Change of Control Benefits. Upon a “Change of Control” (as defined in the change in control agreement) of
the Company, for purposes of the Named Executive Officer’s vesting in then outstanding and unvested equity
awards (other than the performance-based restricted stock unit awards granted in fiscal 2008), the Named
Executive Officer will be treated as having completed one additional year of vesting service as of the date of the
Change of Control. The remaining unvested portions of the equity awards will continue to vest in accordance
with their normal terms, but subject to the Named Executive Officer’s additional year of deemed vesting service.
Fifty percent of the performance-based restricted stock unit awards granted in fiscal 2008 may become vested
upon a change of control, as described above under Grants of Plan Based Awards in Fiscal 2009—Restricted
Stock Units. If a Change in Control of the Company had occurred on January 3, 2010, the Company estimates
that the aggregate value of the one year acceleration of equity awards and acceleration of 50% of the
performance-based restricted stock unit awards for each Named Executive Officer with a change in control
agreement would have been as follows: Dr. Harari ($2,785,560), Mr. Mehrotra ($1,884,298), Ms. Bruner
($1,048,872) and Mr. Cedar ($933,928). The Company estimates that this acceleration of vesting by itself would
not trigger excise taxes under Section 280G for any Named Executive Officer.

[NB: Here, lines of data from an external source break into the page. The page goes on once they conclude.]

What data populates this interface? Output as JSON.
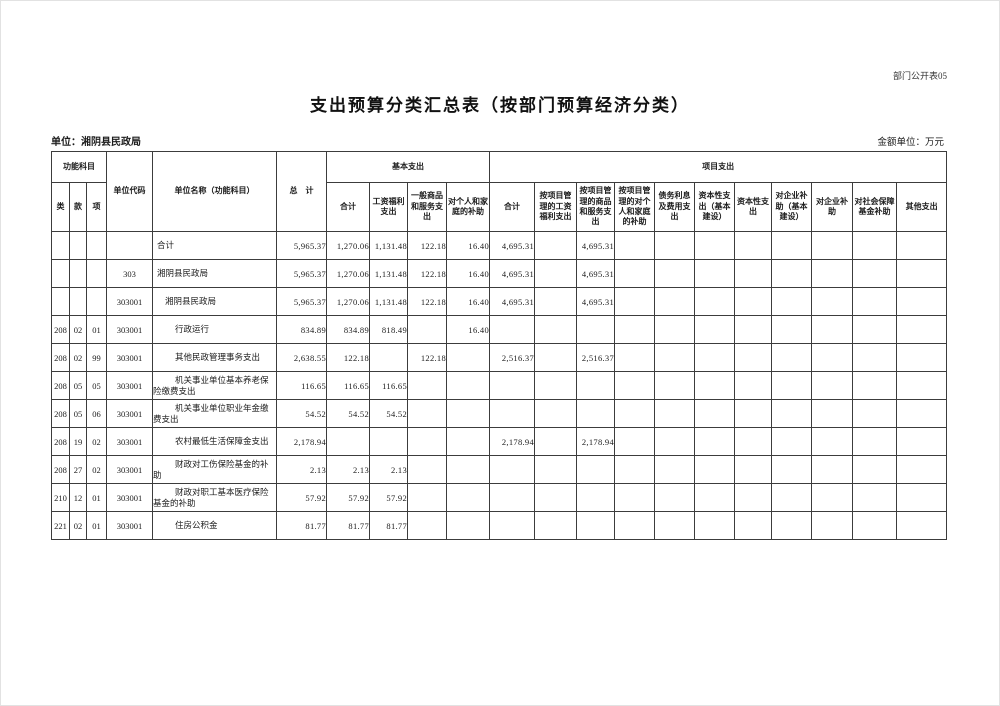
{
  "page": {
    "form_code": "部门公开表05",
    "title": "支出预算分类汇总表（按部门预算经济分类）",
    "unit_label": "单位：湘阴县民政局",
    "amount_unit_label": "金额单位：万元"
  },
  "table": {
    "header": {
      "func_group": "功能科目",
      "func_cols": [
        "类",
        "款",
        "项"
      ],
      "unit_code": "单位代码",
      "unit_name": "单位名称（功能科目）",
      "total": "总　计",
      "basic_group": "基本支出",
      "basic_cols": [
        "合计",
        "工资福利支出",
        "一般商品和服务支出",
        "对个人和家庭的补助"
      ],
      "project_group": "项目支出",
      "project_cols": [
        "合计",
        "按项目管理的工资福利支出",
        "按项目管理的商品和服务支出",
        "按项目管理的对个人和家庭的补助",
        "债务利息及费用支出",
        "资本性支出（基本建设）",
        "资本性支出",
        "对企业补助（基本建设）",
        "对企业补助",
        "对社会保障基金补助",
        "其他支出"
      ]
    },
    "rows": [
      {
        "lei": "",
        "kuan": "",
        "xiang": "",
        "code": "",
        "name": "合计",
        "indent": 0,
        "values": [
          "5,965.37",
          "1,270.06",
          "1,131.48",
          "122.18",
          "16.40",
          "4,695.31",
          "",
          "4,695.31",
          "",
          "",
          "",
          "",
          "",
          "",
          "",
          ""
        ]
      },
      {
        "lei": "",
        "kuan": "",
        "xiang": "",
        "code": "303",
        "name": "湘阴县民政局",
        "indent": 0,
        "values": [
          "5,965.37",
          "1,270.06",
          "1,131.48",
          "122.18",
          "16.40",
          "4,695.31",
          "",
          "4,695.31",
          "",
          "",
          "",
          "",
          "",
          "",
          "",
          ""
        ]
      },
      {
        "lei": "",
        "kuan": "",
        "xiang": "",
        "code": "303001",
        "name": "湘阴县民政局",
        "indent": 1,
        "values": [
          "5,965.37",
          "1,270.06",
          "1,131.48",
          "122.18",
          "16.40",
          "4,695.31",
          "",
          "4,695.31",
          "",
          "",
          "",
          "",
          "",
          "",
          "",
          ""
        ]
      },
      {
        "lei": "208",
        "kuan": "02",
        "xiang": "01",
        "code": "303001",
        "name": "行政运行",
        "indent": 2,
        "values": [
          "834.89",
          "834.89",
          "818.49",
          "",
          "16.40",
          "",
          "",
          "",
          "",
          "",
          "",
          "",
          "",
          "",
          "",
          ""
        ]
      },
      {
        "lei": "208",
        "kuan": "02",
        "xiang": "99",
        "code": "303001",
        "name": "其他民政管理事务支出",
        "indent": 2,
        "values": [
          "2,638.55",
          "122.18",
          "",
          "122.18",
          "",
          "2,516.37",
          "",
          "2,516.37",
          "",
          "",
          "",
          "",
          "",
          "",
          "",
          ""
        ]
      },
      {
        "lei": "208",
        "kuan": "05",
        "xiang": "05",
        "code": "303001",
        "name": "机关事业单位基本养老保险缴费支出",
        "indent": 2,
        "values": [
          "116.65",
          "116.65",
          "116.65",
          "",
          "",
          "",
          "",
          "",
          "",
          "",
          "",
          "",
          "",
          "",
          "",
          ""
        ]
      },
      {
        "lei": "208",
        "kuan": "05",
        "xiang": "06",
        "code": "303001",
        "name": "机关事业单位职业年金缴费支出",
        "indent": 2,
        "values": [
          "54.52",
          "54.52",
          "54.52",
          "",
          "",
          "",
          "",
          "",
          "",
          "",
          "",
          "",
          "",
          "",
          "",
          ""
        ]
      },
      {
        "lei": "208",
        "kuan": "19",
        "xiang": "02",
        "code": "303001",
        "name": "农村最低生活保障金支出",
        "indent": 2,
        "values": [
          "2,178.94",
          "",
          "",
          "",
          "",
          "2,178.94",
          "",
          "2,178.94",
          "",
          "",
          "",
          "",
          "",
          "",
          "",
          ""
        ]
      },
      {
        "lei": "208",
        "kuan": "27",
        "xiang": "02",
        "code": "303001",
        "name": "财政对工伤保险基金的补助",
        "indent": 2,
        "values": [
          "2.13",
          "2.13",
          "2.13",
          "",
          "",
          "",
          "",
          "",
          "",
          "",
          "",
          "",
          "",
          "",
          "",
          ""
        ]
      },
      {
        "lei": "210",
        "kuan": "12",
        "xiang": "01",
        "code": "303001",
        "name": "财政对职工基本医疗保险基金的补助",
        "indent": 2,
        "values": [
          "57.92",
          "57.92",
          "57.92",
          "",
          "",
          "",
          "",
          "",
          "",
          "",
          "",
          "",
          "",
          "",
          "",
          ""
        ]
      },
      {
        "lei": "221",
        "kuan": "02",
        "xiang": "01",
        "code": "303001",
        "name": "住房公积金",
        "indent": 2,
        "values": [
          "81.77",
          "81.77",
          "81.77",
          "",
          "",
          "",
          "",
          "",
          "",
          "",
          "",
          "",
          "",
          "",
          "",
          ""
        ]
      }
    ]
  }
}
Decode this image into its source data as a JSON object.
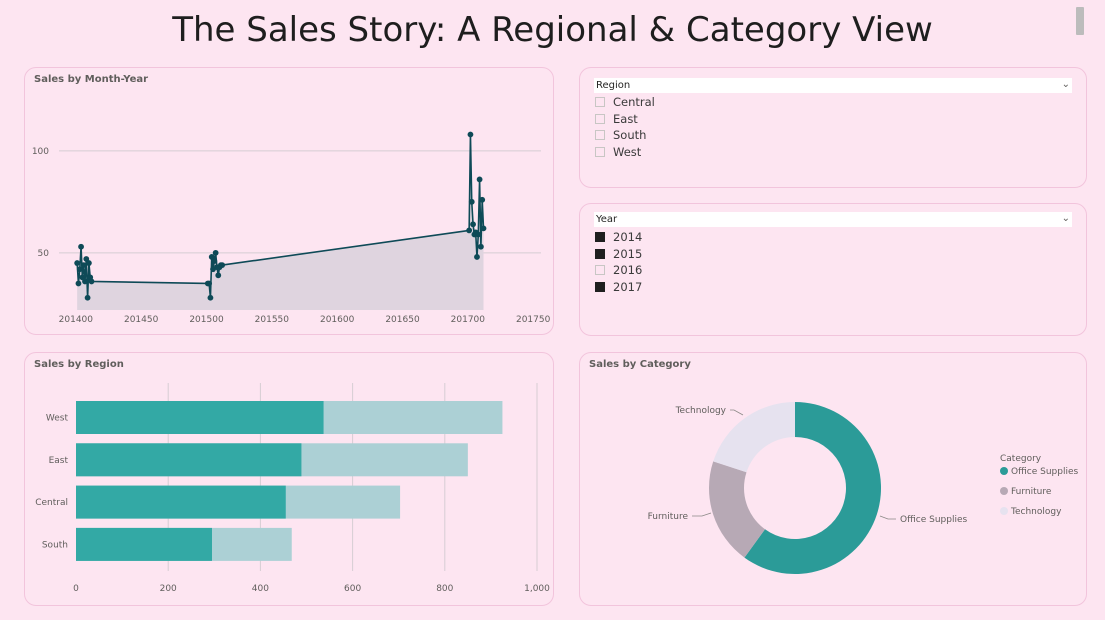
{
  "page": {
    "title": "The Sales Story: A Regional & Category View"
  },
  "colors": {
    "background": "#fde5f1",
    "line": "#0e4a57",
    "area": "#dfd4df",
    "bar_primary": "#33a9a5",
    "bar_secondary": "#acd0d5",
    "donut_office": "#2b9b98",
    "donut_furniture": "#b7a9b5",
    "donut_technology": "#e6e2ef"
  },
  "region_slicer": {
    "header": "Region",
    "items": [
      {
        "label": "Central",
        "checked": false
      },
      {
        "label": "East",
        "checked": false
      },
      {
        "label": "South",
        "checked": false
      },
      {
        "label": "West",
        "checked": false
      }
    ]
  },
  "year_slicer": {
    "header": "Year",
    "items": [
      {
        "label": "2014",
        "checked": true
      },
      {
        "label": "2015",
        "checked": true
      },
      {
        "label": "2016",
        "checked": false
      },
      {
        "label": "2017",
        "checked": true
      }
    ]
  },
  "chart_data": [
    {
      "id": "line",
      "type": "area",
      "title": "Sales by Month-Year",
      "xlabel": "",
      "ylabel": "",
      "xlim": [
        201394,
        201756
      ],
      "ylim": [
        22,
        120
      ],
      "xticks": [
        201400,
        201450,
        201500,
        201550,
        201600,
        201650,
        201700,
        201750
      ],
      "yticks": [
        50,
        100
      ],
      "grid": true,
      "x": [
        201401,
        201402,
        201403,
        201404,
        201405,
        201406,
        201407,
        201408,
        201409,
        201410,
        201411,
        201412,
        201501,
        201502,
        201503,
        201504,
        201505,
        201506,
        201507,
        201508,
        201509,
        201510,
        201511,
        201512,
        201701,
        201702,
        201703,
        201704,
        201705,
        201706,
        201707,
        201708,
        201709,
        201710,
        201711,
        201712
      ],
      "y": [
        45,
        35,
        42,
        53,
        38,
        44,
        36,
        47,
        28,
        45,
        38,
        36,
        35,
        35,
        28,
        48,
        42,
        46,
        50,
        43,
        39,
        43,
        44,
        44,
        61,
        108,
        75,
        64,
        59,
        60,
        48,
        59,
        86,
        53,
        76,
        62
      ]
    },
    {
      "id": "bar",
      "type": "bar",
      "title": "Sales by Region",
      "categories": [
        "West",
        "East",
        "Central",
        "South"
      ],
      "series": [
        {
          "values": [
            537,
            489,
            455,
            295
          ]
        },
        {
          "values": [
            925,
            850,
            703,
            468
          ]
        }
      ],
      "xlim": [
        0,
        1000
      ],
      "xticks": [
        0,
        200,
        400,
        600,
        800,
        1000
      ],
      "xtick_labels": [
        "0",
        "200",
        "400",
        "600",
        "800",
        "1,000"
      ],
      "grid": true
    },
    {
      "id": "donut",
      "type": "pie",
      "title": "Sales by Category",
      "legend_title": "Category",
      "legend_position": "right",
      "labels": [
        "Office Supplies",
        "Furniture",
        "Technology"
      ],
      "values": [
        60,
        20,
        20
      ]
    }
  ]
}
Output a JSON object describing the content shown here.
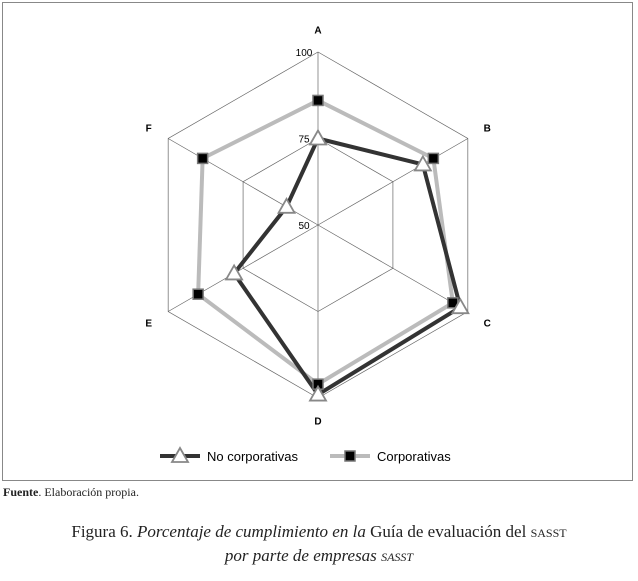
{
  "chart_data": {
    "type": "radar",
    "categories": [
      "A",
      "B",
      "C",
      "D",
      "E",
      "F"
    ],
    "tick_labels": [
      "50",
      "75",
      "100"
    ],
    "rlim": [
      50,
      100
    ],
    "grid": true,
    "legend_position": "bottom",
    "series": [
      {
        "name": "No corporativas",
        "values": [
          75,
          85,
          97.5,
          99,
          78,
          60.5
        ],
        "color": "#333333",
        "marker": "triangle"
      },
      {
        "name": "Corporativas",
        "values": [
          86,
          88.5,
          95,
          96,
          90,
          88.5
        ],
        "color": "#bbbbbb",
        "marker": "square"
      }
    ]
  },
  "source": {
    "label": "Fuente",
    "text": ". Elaboración propia."
  },
  "caption": {
    "prefix": "Figura 6. ",
    "italic1": "Porcentaje de cumplimiento en la",
    "normal": " Guía de evaluación del ",
    "sc1": "SASST",
    "italic2": "por parte de empresas ",
    "sc2": "SASST"
  }
}
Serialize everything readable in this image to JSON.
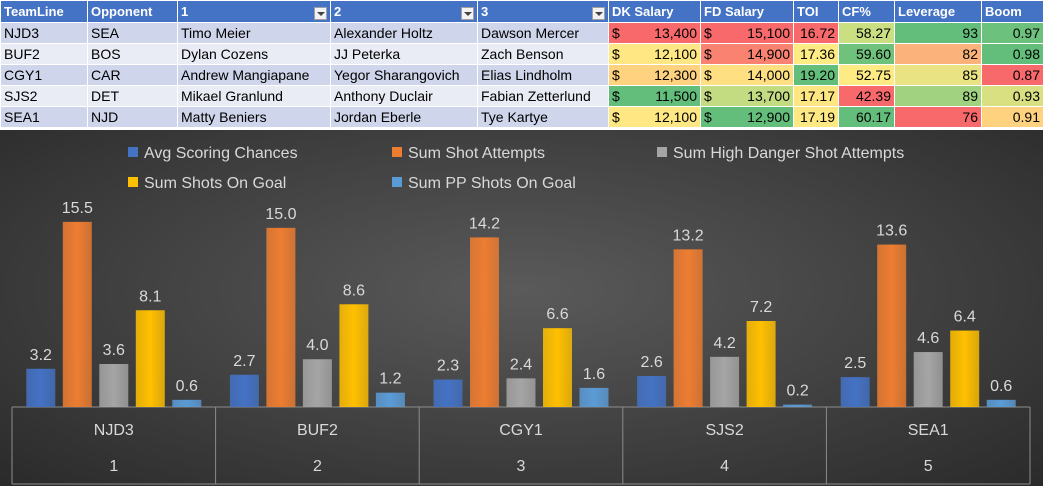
{
  "table": {
    "headers": [
      "TeamLine",
      "Opponent",
      "1",
      "2",
      "3",
      "DK Salary",
      "FD Salary",
      "TOI",
      "CF%",
      "Leverage",
      "Boom"
    ],
    "filter_columns": [
      2,
      3,
      4
    ],
    "currency_symbol": "$",
    "rows": [
      {
        "team": "NJD3",
        "opp": "SEA",
        "p1": "Timo Meier",
        "p2": "Alexander Holtz",
        "p3": "Dawson Mercer",
        "dk": "13,400",
        "fd": "15,100",
        "toi": "16.72",
        "cf": "58.27",
        "lev": "93",
        "boom": "0.97",
        "colors": {
          "dk": "#f8696b",
          "fd": "#f8696b",
          "toi": "#f8696b",
          "cf": "#c9df82",
          "lev": "#63be7b",
          "boom": "#6cc17c"
        }
      },
      {
        "team": "BUF2",
        "opp": "BOS",
        "p1": "Dylan Cozens",
        "p2": "JJ Peterka",
        "p3": "Zach Benson",
        "dk": "12,100",
        "fd": "14,900",
        "toi": "17.36",
        "cf": "59.60",
        "lev": "82",
        "boom": "0.98",
        "colors": {
          "dk": "#ffe884",
          "fd": "#f98370",
          "toi": "#ffeb84",
          "cf": "#6fc27c",
          "lev": "#fbb37b",
          "boom": "#63be7b"
        }
      },
      {
        "team": "CGY1",
        "opp": "CAR",
        "p1": "Andrew Mangiapane",
        "p2": "Yegor Sharangovich",
        "p3": "Elias Lindholm",
        "dk": "12,300",
        "fd": "14,000",
        "toi": "19.20",
        "cf": "52.75",
        "lev": "85",
        "boom": "0.87",
        "colors": {
          "dk": "#fed27f",
          "fd": "#fee082",
          "toi": "#63be7b",
          "cf": "#ffeb84",
          "lev": "#e9e383",
          "boom": "#f8696b"
        }
      },
      {
        "team": "SJS2",
        "opp": "DET",
        "p1": "Mikael Granlund",
        "p2": "Anthony Duclair",
        "p3": "Fabian Zetterlund",
        "dk": "11,500",
        "fd": "13,700",
        "toi": "17.17",
        "cf": "42.39",
        "lev": "89",
        "boom": "0.93",
        "colors": {
          "dk": "#63be7b",
          "fd": "#c3dc81",
          "toi": "#fee783",
          "cf": "#f8696b",
          "lev": "#a0d27f",
          "boom": "#d8e082"
        }
      },
      {
        "team": "SEA1",
        "opp": "NJD",
        "p1": "Matty Beniers",
        "p2": "Jordan Eberle",
        "p3": "Tye Kartye",
        "dk": "12,100",
        "fd": "12,900",
        "toi": "17.19",
        "cf": "60.17",
        "lev": "76",
        "boom": "0.91",
        "colors": {
          "dk": "#ffe884",
          "fd": "#63be7b",
          "toi": "#fee883",
          "cf": "#63be7b",
          "lev": "#f8696b",
          "boom": "#fed27f"
        }
      }
    ]
  },
  "chart_data": {
    "type": "bar",
    "categories": [
      "NJD3",
      "BUF2",
      "CGY1",
      "SJS2",
      "SEA1"
    ],
    "category_indices": [
      "1",
      "2",
      "3",
      "4",
      "5"
    ],
    "series": [
      {
        "name": "Avg Scoring Chances",
        "color": "#4472c4",
        "values": [
          3.2,
          2.7,
          2.3,
          2.6,
          2.5
        ]
      },
      {
        "name": "Sum Shot Attempts",
        "color": "#ed7d31",
        "values": [
          15.5,
          15.0,
          14.2,
          13.2,
          13.6
        ]
      },
      {
        "name": "Sum High Danger Shot Attempts",
        "color": "#a5a5a5",
        "values": [
          3.6,
          4.0,
          2.4,
          4.2,
          4.6
        ]
      },
      {
        "name": "Sum Shots On Goal",
        "color": "#ffc000",
        "values": [
          8.1,
          8.6,
          6.6,
          7.2,
          6.4
        ]
      },
      {
        "name": "Sum PP Shots On Goal",
        "color": "#5b9bd5",
        "values": [
          0.6,
          1.2,
          1.6,
          0.2,
          0.6
        ]
      }
    ],
    "ylim": [
      0,
      18
    ],
    "grid": false,
    "legend_position": "top",
    "data_labels": true
  }
}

Severance Benefits—Termination of Employment in Connection with Change in Control. In the event a
Named Executive Officer’s employment is terminated by the Company (or a successor) without “Cause” (and not
on account of the Named Executive Officer’s death or disability) or by the Named Executive Officer for “Good
Reason” (as those terms are defined in the change in control agreement) within twelve months following a
Change of Control of the Company, the Named Executive Officer will be entitled to severance pay that includes:
(i) a lump sum cash payment equal to one (1) times (one and one-half (1.5) times for Mr. Mehrotra and two
(2) times for Dr. Harari) the sum of (A) the Named Executive Officer’s annual base salary as of the Change of
Control or termination of employment, whichever is greater, plus (B) the Named Executive Officer’s target
annual bonus for the year of termination; (ii) for a period of 24 months following the termination date,
continuation of the same or equivalent life, health, disability, vision, dental and other insurance coverage for the
Named Executive Officer and his or her spouse and eligible dependents as the Named Executive Officer was
receiving immediately prior to the Change of Control; (iii) accelerated vesting of the Named Executive Officer’s
equity awards to the extent outstanding on the termination date and not otherwise vested, with accelerated
options to remain exercisable for twelve months following the termination (subject to the maximum term of the
option); (iv) for a period of twelve months following the termination, executive-level outplacement benefits
(which shall include at least resume assistance, career evaluation and assessment, individual career counseling,
financial counseling, access to one or more on-line employment databases, private office and office support); and
(v) in the event that the Named Executive Officer’s benefits are subject to the excise tax imposed under
Section 280G, a gross-up payment so that the net amount of such payment (after taxes) he or she receives is
sufficient to pay the excise tax due.